Zweitens: Am Samstagabend findet um 19:30 Uhr zum wiederholten Mal ein Poetry Slam statt. Unterstützt werden wir von den Organisatoren der sehr erfolgreichen Veranstaltungsreihe „Slam Jam – Die Macht der Worte“ aus Groß-Gerau, die anlässlich der Buchmesse im Ried extra Station in Stockstadt machen wird. Das Besondere an diesem Live-Event wird wieder sein, dass sich hier Poetry Slam-Profis mit Autoren bzw. Autorinnen der Messe duellieren werden. Das Publikum kürt den Sieger des Abends durch seinen Applaus. Moderiert wird von Sebastian Hauf.

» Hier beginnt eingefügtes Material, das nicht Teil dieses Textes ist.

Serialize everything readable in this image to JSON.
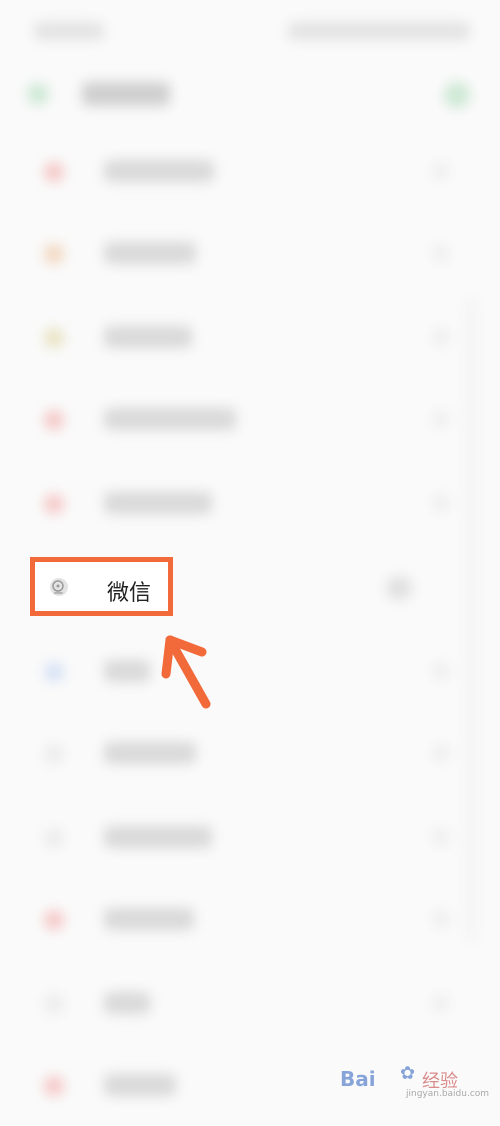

Dies ist die einzige Veranstaltung für die ein moderates Eintrittsgeld erhoben wird. Die Tickets kosten nur 9 Euro, sind unter www.slam-jam.de sowie an der Abendkasse erhältlich. Mein Tipp: Man sollte sich beeilen. Die Veranstaltung ist immer schnell ausverlauft.
Liebe Britta Roeder, besten Dank für das aufschlussreiche Interview.